Application to Real Data
The method was then applied to a published single‑cell qPCR dataset of mouse embryonic stem cells (mESCs) measuring 48 genes across 96 cells. Prior analyses had identified two major subpopulations—“fluorescent” and “plasma”—based on expression thresholds of a few marker genes. MCA reproduced these groups in the correlation landscape and, importantly, uncovered an additional intermediate region where the correlation between Sox2 and Rex1 was moderate, suggesting a possible transitional state not captured by earlier clustering.
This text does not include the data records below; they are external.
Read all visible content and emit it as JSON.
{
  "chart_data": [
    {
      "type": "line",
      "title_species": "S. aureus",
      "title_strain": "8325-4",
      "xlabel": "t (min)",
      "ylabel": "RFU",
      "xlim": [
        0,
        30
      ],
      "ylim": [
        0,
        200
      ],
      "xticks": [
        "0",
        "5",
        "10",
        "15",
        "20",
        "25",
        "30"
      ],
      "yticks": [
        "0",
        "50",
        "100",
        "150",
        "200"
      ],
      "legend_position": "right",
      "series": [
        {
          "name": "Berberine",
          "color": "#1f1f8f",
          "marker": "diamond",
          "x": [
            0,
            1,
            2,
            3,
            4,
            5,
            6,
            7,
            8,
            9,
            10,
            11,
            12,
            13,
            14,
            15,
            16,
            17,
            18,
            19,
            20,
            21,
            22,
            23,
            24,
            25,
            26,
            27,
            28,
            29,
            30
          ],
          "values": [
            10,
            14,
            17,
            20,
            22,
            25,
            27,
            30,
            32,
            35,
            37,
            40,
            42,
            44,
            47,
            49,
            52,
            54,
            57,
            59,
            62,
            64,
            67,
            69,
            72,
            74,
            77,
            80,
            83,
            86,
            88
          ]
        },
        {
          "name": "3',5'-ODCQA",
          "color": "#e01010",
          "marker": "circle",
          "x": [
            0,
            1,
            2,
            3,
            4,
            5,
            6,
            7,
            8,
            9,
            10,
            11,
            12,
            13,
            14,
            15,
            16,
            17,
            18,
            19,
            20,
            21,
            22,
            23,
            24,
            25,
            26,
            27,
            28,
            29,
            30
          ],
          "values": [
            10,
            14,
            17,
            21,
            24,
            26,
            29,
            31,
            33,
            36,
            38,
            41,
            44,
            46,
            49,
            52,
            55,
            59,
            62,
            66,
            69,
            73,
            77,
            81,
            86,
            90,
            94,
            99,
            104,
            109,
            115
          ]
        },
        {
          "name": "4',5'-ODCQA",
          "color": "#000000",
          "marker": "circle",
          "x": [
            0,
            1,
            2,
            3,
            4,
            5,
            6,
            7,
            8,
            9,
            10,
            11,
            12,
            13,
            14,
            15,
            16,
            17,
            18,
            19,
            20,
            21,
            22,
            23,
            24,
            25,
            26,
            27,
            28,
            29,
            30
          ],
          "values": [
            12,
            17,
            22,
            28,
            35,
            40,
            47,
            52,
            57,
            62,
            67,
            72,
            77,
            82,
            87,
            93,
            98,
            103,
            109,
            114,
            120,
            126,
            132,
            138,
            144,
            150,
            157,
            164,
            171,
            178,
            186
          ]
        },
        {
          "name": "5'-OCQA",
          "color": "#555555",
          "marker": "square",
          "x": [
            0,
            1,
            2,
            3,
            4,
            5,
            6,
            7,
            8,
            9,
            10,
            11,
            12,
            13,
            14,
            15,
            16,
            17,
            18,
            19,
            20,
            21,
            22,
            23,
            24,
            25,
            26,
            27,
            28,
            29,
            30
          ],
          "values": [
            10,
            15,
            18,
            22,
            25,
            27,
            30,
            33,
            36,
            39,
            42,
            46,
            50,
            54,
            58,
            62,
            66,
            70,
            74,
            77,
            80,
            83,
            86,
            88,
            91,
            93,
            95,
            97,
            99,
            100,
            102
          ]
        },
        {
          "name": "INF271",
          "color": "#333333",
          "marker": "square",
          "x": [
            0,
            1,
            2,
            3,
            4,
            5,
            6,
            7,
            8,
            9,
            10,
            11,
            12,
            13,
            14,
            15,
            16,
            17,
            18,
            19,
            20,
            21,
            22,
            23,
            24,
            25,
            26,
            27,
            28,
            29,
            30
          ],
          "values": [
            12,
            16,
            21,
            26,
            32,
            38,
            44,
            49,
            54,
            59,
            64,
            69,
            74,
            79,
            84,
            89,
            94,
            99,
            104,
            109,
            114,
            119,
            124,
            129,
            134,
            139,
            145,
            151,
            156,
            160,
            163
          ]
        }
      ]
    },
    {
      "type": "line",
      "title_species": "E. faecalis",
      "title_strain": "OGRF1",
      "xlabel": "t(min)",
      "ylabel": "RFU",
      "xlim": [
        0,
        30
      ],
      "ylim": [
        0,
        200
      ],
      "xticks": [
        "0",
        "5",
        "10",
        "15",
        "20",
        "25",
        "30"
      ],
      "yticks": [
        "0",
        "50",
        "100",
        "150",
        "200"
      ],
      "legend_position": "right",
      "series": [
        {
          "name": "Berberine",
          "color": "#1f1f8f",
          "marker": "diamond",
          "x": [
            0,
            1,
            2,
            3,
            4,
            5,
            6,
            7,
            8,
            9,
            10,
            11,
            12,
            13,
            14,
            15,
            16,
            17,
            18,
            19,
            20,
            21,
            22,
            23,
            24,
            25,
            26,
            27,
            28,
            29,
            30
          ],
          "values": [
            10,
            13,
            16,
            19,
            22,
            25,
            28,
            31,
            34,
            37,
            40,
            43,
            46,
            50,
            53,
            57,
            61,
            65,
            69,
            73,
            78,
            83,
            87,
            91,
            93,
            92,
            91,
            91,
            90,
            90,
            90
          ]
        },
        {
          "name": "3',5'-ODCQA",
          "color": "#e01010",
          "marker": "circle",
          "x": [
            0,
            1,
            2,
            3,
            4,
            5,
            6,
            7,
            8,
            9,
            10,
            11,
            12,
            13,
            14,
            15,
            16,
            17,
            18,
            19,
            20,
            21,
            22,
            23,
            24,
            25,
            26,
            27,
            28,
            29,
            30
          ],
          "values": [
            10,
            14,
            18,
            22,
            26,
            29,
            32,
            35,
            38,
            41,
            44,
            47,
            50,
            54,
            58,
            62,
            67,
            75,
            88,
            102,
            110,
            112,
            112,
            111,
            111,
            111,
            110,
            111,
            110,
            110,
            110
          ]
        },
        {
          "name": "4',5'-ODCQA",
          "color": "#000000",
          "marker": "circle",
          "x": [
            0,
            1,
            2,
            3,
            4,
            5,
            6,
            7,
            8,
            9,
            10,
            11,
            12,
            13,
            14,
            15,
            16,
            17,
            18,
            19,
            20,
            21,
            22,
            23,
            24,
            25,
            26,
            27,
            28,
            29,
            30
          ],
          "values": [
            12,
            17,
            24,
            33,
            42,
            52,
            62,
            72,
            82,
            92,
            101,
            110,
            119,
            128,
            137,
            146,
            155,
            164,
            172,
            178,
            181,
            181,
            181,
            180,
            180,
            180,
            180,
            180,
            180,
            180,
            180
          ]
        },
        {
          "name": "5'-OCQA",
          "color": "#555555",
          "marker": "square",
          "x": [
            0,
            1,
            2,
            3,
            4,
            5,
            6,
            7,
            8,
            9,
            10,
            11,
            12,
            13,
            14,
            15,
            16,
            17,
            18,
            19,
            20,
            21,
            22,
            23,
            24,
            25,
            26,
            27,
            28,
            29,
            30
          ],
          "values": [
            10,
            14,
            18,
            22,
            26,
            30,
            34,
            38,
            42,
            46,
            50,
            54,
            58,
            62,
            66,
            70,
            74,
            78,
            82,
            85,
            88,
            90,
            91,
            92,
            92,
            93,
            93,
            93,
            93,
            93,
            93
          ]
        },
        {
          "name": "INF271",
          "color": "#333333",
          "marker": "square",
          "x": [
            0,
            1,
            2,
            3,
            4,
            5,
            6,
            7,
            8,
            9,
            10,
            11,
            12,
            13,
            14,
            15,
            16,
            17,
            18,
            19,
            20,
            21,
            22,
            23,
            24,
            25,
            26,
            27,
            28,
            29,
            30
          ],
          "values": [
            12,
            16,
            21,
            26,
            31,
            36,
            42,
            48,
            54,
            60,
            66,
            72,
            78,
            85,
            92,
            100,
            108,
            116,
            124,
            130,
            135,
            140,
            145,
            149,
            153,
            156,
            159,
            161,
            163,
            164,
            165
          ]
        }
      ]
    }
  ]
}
Moreover, MCA highlighted outlier cells that exhibited extreme local correlations but were supported by very few data points, allowing researchers to flag potentially spurious compartments for further validation.

Advantages

Scale‑free exploration – By varying α, MCA simultaneously probes global and local correlation structures without committing to a single window size.
Visual intuition – The correlation landscape provides an immediate, interpretable map where changes in color or opacity signal shifts in regulatory relationships.
Robustness to density – Incorporating the number of points per window as an opacity channel helps distinguish genuine correlation changes from noise in sparsely populated regions.

Limitations and Future Work
The primary limitation is computational: the number of windows grows quadratically with the resolution of the μ‑grid and linearly with the number of α values, leading to high runtime for larger datasets or higher‑dimensional gene sets. The authors suggest parallel GPU implementation and adaptive window selection (e.g., density‑aware α) to mitigate this. Additionally, while the current implementation uses Pearson correlation, extending MCA to partial correlations, Spearman rank correlations, or mutual information could capture non‑linear regulatory interactions. Finally, applying MCA after an initial dimensionality reduction (e.g., selecting the most variable genes) may make the approach tractable for modern single‑cell RNA‑seq data.

Conclusion
MCA offers a powerful, hypothesis‑generating tool for dissecting subpopulation structure in low‑dimensional single‑cell measurements such as qPCR or flow cytometry. By focusing on how pairwise gene correlations vary across resolutions, it reveals biologically meaningful compartments that are invisible to conventional clustering, flags outliers, and provides a quantitative framework for assessing the robustness of inferred regulatory relationships. The authors anticipate that integrating MCA with emerging high‑throughput single‑cell technologies will enable systematic, multiscale interrogation of cellular heterogeneity and the underlying gene‑regulatory networks.